Peißenberg - Die "Eishackler" des TSV Peißenberg sind wie erhofft mit einem Sieg in die Bayernliga-Saison gestartet. Das heimspiel am Freitag gewannen die Schützlinge des Trainerduos Sepp Staltmayr/Simon Mooslechner mit 4:2 (0:1, 1:0, 3:1). Rund 530 Zuschauer sahen eine umkämpfte Partie, in der es auf beiden Seiten Chancen, aber wenige spielerische Höhepunkte gab. Die „Eishackler“ mussten auf Tobias Estermaier, Fritz Stögbauer und Maximilian Brauer verzichten. 

Zu Beginn war den Gastgebern ein gerüttelt Maß an Nervosität anzumerken. Mehrmals verloren die „Eishackler“ unnötigerweise vor dem eigenen Tor den Puck, was in den ersten vier Minuten zu drei Großchancen der „Icehogs“ führte. Doch Fabian Eder, Steven Maier und der technisch starke Kanadier Michael Chemello scheiterten entweder am gut aufgelegten TSV-Keeper Jakob Goll oder schossen knapp vorbei. Nach diesem wackeligen Beginn kamen die Peißenberger zu diversen Möglichkeiten: Manfred Eichberger scheiterte gleich zweimal binnen Sekunden am ebenfalls stark haltenden EC-Torwart Philipp Hähl (7.). Auch Matthias Müller (9.) und Max Malzatzki (10.) hatten keinen Erfolg. Die Pfaffenhofener kamen immer wieder bei schnellen Gegenstößen zu Möglichkeiten. Ausgerechnet in Überzahl kassierten die Peißenberger dann ein Tor: Chemello traf nach feinem Querpass von Robert Neubauer zum 1:0 (19.).
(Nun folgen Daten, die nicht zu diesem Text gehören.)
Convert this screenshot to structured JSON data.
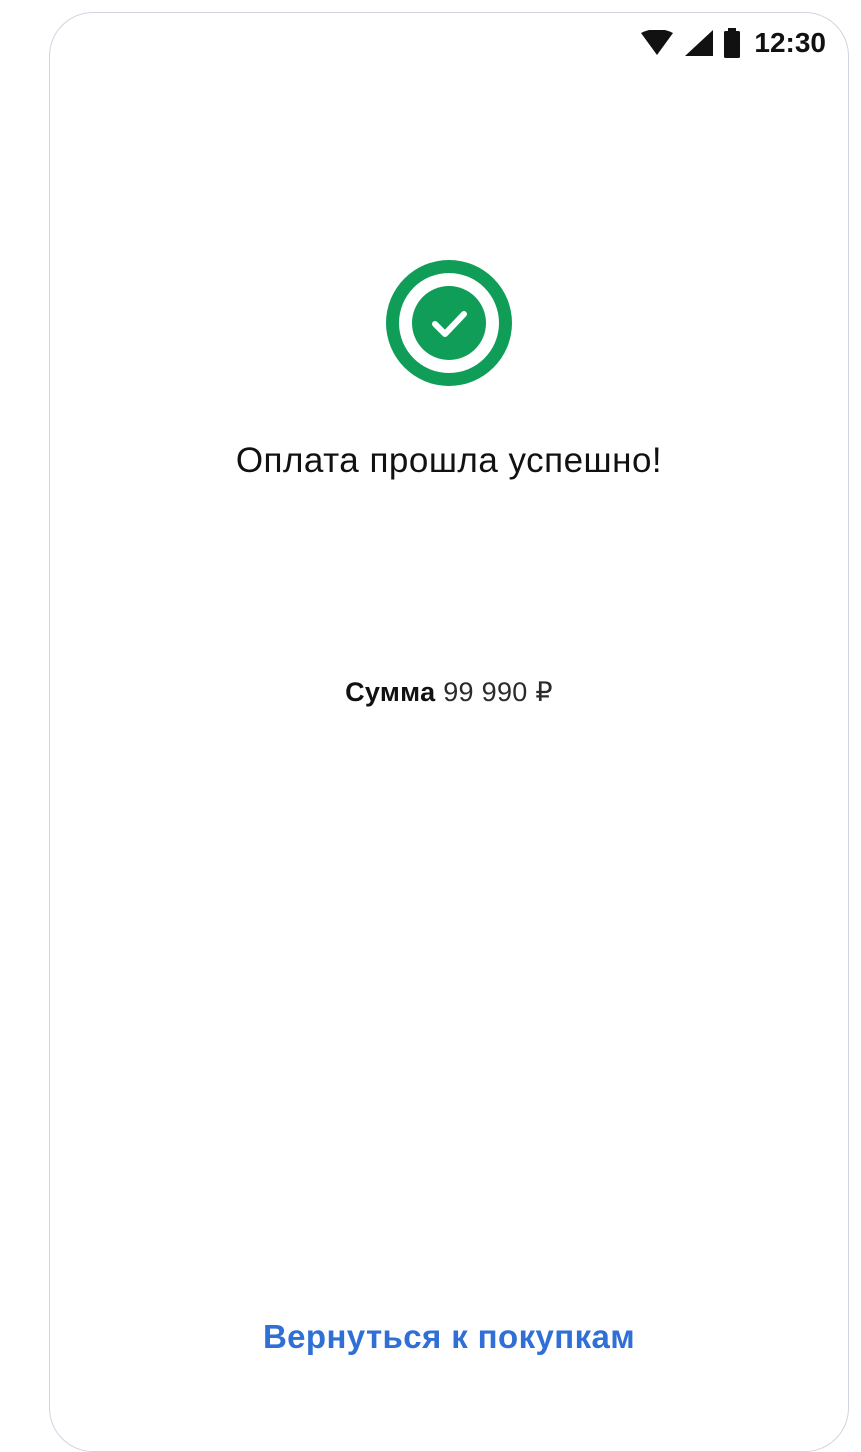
{
  "status_bar": {
    "time": "12:30",
    "icons": [
      "wifi-icon",
      "cellular-signal-icon",
      "battery-icon"
    ]
  },
  "result": {
    "icon": "check-circle-icon",
    "title": "Оплата прошла успешно!",
    "amount_label": "Сумма",
    "amount_value": "99 990 ₽"
  },
  "actions": {
    "back_link_label": "Вернуться к покупкам"
  },
  "colors": {
    "success_green": "#0f9d58",
    "link_blue": "#2f6fd6",
    "text": "#111111"
  }
}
Nur 58 Sekunden nach dem Beginn des Mitteldrittels gelang Peißenbergs Kontingentspieler Brandon Morley mit einem Schlenzer der 1:1-Ausgleich (21.). „Jetzt erst geht die Saison los“, witzelten einige Zuschauer auf der Tribüne. Wirklich in Fahrt kam die Partie aber nicht. Zahlreiche Strafzeiten sorgten für Unterbrechungen, spielerisch lief auf beiden seiten nur wenig zusammen. Dennoch gab es Chancen: Auf TSV-Seite hatten Dejan Vogl (24., 28.), Valentin Hörndl bei einem Break in Unterzahl (30.), Florian Höfler (38.) und Morley (40.). Die Pfaffenhofener waren auch einige Male gefährlich, Goll hielt jedoch seinen Kasten mit guten Paraden sauber.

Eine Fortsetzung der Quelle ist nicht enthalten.